Student made lunches are typically more synonymous with grilled cheese sandwiches and ramen noodles than the orange and yellow pepper soup, steak with vegetables, and pistachio cake offered by the students working Bistro 101 at the Pacific Institute of Culinary Arts. Although PICA instructors supervised the kitchen, students prepared, cooked, and served the meals.

While the restaurant exposed students to the practical realities of the restaurant business,  Granville Island visitors sampled their efforts for at a discount price.

Gonzalo, a dark bearded Spaniard dressed in black and white checkered pants, a neatly tucked white cooking smock and pressed blue PICA apron, carefully wrote down the orders.

“It’s a lot of money, but it’s real world, very practical and we get to do everything,” Gonzalo said about his school.

He stooped to place the soup bowl on the table and recounted how he moved from Barcelona at the behest of a girl and took up cooking as a career path in Vancouver.

“It didn’t work out, but I’m happy here,” he said while nodding towards the view of False Creek and the Burrard Street Bridge ahead of him.

“This is my first day,” he said before returning with the tablespoon he had forgotten.

When pushed into the liquid, at Gonzalo’s suggestion, the flecks of chorizo sausage ringing the bowl enlivened the viscous creaminess of the orange and yellow mixture.

He grinned at the idea of opening his own restaurant on the famous Las Ramblas strip in his hometown as he served the main course.

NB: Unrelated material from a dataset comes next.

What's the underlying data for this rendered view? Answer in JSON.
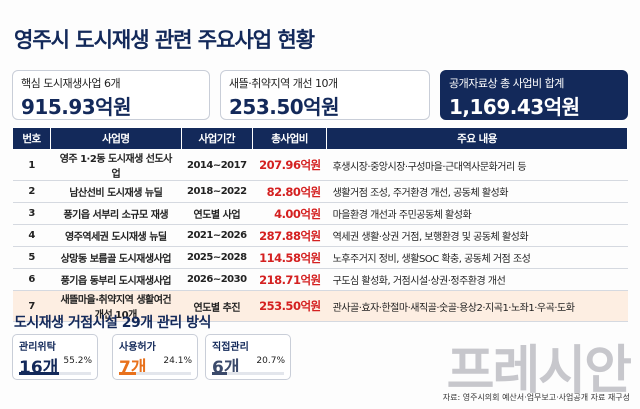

Apart from the grill marked steak, a fist-high stack of grilled vegetables and flowered row of purple mashed potatoes lined the plate’s surface. The béarnaise sauce softened the steak and dulled the bite from the fresh ground pepper covering the plate.

Desert was a miniature green pistachio cake topped by strawberry sorbet and candied pistachio that dissolved as the sorbet dripped through the cake’s crumbled surface. The combination soon collapsed into a soupy pile best scooped up with a spoon.

Coffee and the bill followed in short order.

“Thank you and come back soon,” said the white-haired maitre d’/instructor as he returned coats and hats.